Although pesticides are manufactured explicitly to target various pests and insects, there are high chances that mammals too get inadvertently exposed to it, making these non-selective in their target. Exposure to pesticides has significantly increased in recent years because of the development of many agricultural sectors, irrigation facilities, and industrial and manufacturing areas. These pose a significant concern as they are speculated to lead to alterations in behavior and the physiology of an organism leading to adverse effects on an individual’s health. This review demonstrates the role of CREB and the related genes that are situated upstream in the signaling cascade and how they are involved in regulating the brain during various scenarios of exposure to pesticides such as Fipronil, Rotenone, parathion, malathion, chlorpyrifos, and deltamethrin, eventually resulting in neurotoxicity.

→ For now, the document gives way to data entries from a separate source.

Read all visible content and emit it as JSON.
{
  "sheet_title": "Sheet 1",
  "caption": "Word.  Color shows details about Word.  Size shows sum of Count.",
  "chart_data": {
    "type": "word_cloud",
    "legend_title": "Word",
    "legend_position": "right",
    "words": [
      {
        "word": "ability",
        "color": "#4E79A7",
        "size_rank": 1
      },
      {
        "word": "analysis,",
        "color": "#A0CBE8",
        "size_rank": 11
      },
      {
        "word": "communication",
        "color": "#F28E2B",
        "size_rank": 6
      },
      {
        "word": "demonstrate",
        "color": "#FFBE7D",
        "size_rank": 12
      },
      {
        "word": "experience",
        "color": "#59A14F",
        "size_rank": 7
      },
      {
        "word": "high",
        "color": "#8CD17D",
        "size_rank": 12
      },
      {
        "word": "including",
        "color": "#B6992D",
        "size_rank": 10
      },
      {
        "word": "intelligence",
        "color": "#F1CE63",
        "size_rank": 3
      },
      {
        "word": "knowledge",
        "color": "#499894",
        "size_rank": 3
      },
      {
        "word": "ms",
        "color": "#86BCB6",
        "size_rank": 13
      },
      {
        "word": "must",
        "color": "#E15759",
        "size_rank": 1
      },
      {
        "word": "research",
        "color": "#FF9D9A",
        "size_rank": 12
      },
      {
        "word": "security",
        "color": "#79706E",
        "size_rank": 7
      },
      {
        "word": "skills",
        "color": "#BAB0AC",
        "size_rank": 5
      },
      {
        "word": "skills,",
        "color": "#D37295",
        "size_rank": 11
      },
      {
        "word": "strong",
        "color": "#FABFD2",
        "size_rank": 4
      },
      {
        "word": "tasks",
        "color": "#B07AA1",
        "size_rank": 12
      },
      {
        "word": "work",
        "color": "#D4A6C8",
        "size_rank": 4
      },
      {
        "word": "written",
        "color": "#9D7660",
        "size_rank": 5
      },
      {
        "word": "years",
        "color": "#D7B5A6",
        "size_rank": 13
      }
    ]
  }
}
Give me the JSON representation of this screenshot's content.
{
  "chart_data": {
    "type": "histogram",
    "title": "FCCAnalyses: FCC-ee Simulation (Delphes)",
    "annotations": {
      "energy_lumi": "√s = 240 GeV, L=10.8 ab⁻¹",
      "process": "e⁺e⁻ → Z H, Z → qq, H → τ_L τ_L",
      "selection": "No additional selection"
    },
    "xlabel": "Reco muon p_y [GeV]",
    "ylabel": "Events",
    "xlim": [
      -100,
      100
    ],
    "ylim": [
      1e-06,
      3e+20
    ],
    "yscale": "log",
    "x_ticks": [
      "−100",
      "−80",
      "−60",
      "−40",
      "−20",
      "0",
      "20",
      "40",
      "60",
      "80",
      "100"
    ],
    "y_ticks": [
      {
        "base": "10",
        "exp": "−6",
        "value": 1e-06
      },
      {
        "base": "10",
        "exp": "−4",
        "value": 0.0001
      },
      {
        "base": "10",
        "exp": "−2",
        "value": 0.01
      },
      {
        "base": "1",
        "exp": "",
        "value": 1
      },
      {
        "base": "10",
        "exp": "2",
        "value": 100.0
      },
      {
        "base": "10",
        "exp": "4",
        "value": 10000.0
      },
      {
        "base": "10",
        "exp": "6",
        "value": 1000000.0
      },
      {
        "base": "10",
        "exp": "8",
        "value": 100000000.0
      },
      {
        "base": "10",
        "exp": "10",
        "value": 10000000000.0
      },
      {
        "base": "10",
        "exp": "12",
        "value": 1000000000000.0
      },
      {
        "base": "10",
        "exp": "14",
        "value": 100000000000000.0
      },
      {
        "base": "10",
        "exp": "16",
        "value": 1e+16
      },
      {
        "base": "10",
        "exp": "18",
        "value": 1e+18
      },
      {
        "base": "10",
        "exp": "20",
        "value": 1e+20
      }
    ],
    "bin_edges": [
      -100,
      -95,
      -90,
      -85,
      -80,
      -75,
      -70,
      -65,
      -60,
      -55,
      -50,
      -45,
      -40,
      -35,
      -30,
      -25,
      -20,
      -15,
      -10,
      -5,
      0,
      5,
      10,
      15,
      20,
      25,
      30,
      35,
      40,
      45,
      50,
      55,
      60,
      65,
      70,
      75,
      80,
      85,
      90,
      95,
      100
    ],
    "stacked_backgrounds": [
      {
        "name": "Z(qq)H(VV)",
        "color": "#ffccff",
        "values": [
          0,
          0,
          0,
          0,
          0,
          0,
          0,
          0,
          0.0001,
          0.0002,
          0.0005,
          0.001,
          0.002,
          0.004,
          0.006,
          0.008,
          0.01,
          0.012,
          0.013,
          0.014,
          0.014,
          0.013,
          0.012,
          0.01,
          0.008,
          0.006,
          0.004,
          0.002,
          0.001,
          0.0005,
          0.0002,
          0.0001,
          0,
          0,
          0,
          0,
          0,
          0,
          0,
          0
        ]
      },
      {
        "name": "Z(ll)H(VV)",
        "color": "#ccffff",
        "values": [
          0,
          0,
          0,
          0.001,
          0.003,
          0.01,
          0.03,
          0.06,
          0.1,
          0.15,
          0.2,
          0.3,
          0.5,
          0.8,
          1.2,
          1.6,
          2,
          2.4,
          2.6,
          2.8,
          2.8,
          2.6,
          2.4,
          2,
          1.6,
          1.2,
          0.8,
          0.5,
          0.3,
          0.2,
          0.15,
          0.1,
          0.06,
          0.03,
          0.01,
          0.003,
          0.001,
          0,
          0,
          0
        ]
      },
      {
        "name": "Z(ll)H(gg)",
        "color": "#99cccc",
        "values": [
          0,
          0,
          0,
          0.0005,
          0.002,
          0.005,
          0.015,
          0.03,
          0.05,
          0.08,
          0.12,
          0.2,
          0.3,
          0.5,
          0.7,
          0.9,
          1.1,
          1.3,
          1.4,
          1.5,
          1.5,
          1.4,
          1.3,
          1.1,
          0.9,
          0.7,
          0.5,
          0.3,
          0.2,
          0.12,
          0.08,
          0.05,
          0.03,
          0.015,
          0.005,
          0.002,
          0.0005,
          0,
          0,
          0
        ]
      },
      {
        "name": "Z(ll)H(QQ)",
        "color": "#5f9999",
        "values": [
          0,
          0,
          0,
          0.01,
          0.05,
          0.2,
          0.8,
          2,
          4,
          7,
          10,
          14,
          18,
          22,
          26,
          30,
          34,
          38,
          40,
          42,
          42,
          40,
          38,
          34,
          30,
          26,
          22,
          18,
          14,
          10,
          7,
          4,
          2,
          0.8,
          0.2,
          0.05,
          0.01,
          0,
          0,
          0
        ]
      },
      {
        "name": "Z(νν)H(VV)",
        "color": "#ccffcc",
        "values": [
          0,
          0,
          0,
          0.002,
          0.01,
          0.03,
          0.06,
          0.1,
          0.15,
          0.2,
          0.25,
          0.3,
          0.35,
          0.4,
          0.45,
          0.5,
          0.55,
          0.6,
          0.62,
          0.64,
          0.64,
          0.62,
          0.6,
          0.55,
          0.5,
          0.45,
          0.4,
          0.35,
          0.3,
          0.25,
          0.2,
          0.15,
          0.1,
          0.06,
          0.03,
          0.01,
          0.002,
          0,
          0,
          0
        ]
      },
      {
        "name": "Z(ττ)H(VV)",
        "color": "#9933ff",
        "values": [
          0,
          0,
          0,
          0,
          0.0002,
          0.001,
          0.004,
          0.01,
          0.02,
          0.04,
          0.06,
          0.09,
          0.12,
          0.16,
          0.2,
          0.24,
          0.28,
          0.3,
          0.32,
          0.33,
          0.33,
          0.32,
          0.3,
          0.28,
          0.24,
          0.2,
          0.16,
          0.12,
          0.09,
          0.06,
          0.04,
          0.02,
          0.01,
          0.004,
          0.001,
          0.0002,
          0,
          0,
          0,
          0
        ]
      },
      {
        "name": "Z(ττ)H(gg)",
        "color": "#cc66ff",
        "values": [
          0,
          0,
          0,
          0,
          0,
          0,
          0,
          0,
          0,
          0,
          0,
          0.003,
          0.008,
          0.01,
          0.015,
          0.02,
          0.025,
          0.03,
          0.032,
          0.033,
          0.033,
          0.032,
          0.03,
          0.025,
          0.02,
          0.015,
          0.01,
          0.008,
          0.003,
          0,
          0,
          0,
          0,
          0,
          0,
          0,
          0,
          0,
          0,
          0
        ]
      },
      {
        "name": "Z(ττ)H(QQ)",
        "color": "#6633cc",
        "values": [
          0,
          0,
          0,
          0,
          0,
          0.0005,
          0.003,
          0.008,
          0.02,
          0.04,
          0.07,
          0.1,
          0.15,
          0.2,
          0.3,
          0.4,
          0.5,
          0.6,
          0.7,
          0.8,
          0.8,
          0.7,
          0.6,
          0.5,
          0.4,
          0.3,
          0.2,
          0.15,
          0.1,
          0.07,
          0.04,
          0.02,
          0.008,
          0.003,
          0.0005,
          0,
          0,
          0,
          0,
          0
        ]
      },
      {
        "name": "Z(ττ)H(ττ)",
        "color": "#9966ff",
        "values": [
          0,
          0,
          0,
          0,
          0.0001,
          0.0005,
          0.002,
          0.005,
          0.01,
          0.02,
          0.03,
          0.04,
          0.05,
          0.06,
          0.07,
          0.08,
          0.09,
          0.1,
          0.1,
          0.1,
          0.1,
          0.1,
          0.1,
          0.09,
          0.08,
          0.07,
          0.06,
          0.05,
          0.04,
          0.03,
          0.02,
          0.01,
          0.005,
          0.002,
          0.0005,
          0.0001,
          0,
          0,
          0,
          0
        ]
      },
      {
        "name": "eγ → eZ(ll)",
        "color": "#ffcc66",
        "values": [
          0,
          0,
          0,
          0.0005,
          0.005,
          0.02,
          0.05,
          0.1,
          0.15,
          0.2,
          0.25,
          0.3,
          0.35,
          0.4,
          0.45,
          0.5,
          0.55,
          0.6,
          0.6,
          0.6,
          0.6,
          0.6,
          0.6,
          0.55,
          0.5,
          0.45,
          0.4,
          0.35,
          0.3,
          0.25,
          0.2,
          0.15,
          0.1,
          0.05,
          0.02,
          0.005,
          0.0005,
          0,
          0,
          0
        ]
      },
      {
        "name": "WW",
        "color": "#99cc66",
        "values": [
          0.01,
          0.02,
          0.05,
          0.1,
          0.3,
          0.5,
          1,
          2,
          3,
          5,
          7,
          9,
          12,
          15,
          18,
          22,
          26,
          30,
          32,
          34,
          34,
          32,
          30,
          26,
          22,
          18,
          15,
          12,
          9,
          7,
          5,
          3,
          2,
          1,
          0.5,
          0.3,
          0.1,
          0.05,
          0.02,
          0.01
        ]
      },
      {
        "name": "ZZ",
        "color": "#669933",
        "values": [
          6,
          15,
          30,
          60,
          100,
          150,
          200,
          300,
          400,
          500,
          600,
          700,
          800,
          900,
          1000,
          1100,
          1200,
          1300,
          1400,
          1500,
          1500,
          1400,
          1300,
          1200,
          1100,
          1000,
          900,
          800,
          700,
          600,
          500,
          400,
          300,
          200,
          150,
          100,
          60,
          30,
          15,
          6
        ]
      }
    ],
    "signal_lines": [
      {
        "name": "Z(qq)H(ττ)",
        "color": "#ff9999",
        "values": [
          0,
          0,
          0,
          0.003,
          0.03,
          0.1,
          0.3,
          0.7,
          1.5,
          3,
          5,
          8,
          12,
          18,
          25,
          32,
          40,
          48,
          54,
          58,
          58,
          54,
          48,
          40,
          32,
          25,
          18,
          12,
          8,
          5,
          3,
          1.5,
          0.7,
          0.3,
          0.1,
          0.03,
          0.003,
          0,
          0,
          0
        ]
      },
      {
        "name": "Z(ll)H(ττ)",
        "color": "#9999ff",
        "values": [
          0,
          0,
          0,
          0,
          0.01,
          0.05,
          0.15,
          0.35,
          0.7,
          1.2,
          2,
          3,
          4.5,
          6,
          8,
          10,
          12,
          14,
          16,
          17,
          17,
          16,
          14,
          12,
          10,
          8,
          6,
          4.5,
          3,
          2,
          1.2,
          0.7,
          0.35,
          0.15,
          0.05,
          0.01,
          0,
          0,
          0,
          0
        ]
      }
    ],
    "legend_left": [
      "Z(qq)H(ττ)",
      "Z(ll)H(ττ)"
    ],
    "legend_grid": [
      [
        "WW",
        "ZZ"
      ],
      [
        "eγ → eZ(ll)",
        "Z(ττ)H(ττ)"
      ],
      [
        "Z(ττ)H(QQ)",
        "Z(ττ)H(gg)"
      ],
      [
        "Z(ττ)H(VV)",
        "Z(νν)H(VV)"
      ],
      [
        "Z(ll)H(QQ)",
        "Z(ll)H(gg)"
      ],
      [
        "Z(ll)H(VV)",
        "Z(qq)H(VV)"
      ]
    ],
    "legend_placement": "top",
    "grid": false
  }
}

While CREB is well discussed as pertaining to its role in various neurodegenerative pathologies, the link between one of the increasingly concerning causative environmental factors, i.e., pesticides, and its ability to modulate the CREB pathway, is not well discussed. Further, the domino effect caused by the modulation of CREB phosphorylation or dephosphorylation on the other closely associated upstream pathways is also not well comprehended. Pesticides play a role in phosphorylation and regulation of gene expression of CREB and various different pathways involving protein kinases and neurotrophins. Some of these key elements, including Pi3K, AKT, RAS, MAPK, BDNF, and CREB, are significantly reduced, leading to a reduction in their specific brain function. A more thorough investigation will help us better understand the cumulative effects of multiple genes in these pathways. The current review gives a multi-faceted overview comparing the effects of different pesticides on various genes of the CREB and the associated pathways. It aims to provide a holistic outlook on the pesticides and their varied molecular targets within the pathways mentioned and improve our understanding of the role of pesticides in neurodegeneration. Alterations in each gene can dysregulate the whole cascade, thus, leading to altered behavioral and gene expression in the exposed individual. Further, the review will be helpful to other researchers in toxicology to select the key genes when looking to study the neurotoxic potential of different pesticides. It will facilitate the identification of valuable therapeutic targets in future studies. The review also helps identify the most potent neurotoxic pesticide, and researchers can design remedial measures against. Therefore, it is imperative to understand the possible targets of pesticide exposure which can serve as a useful biomarker in managing pesticide-induced neurotoxic symptoms.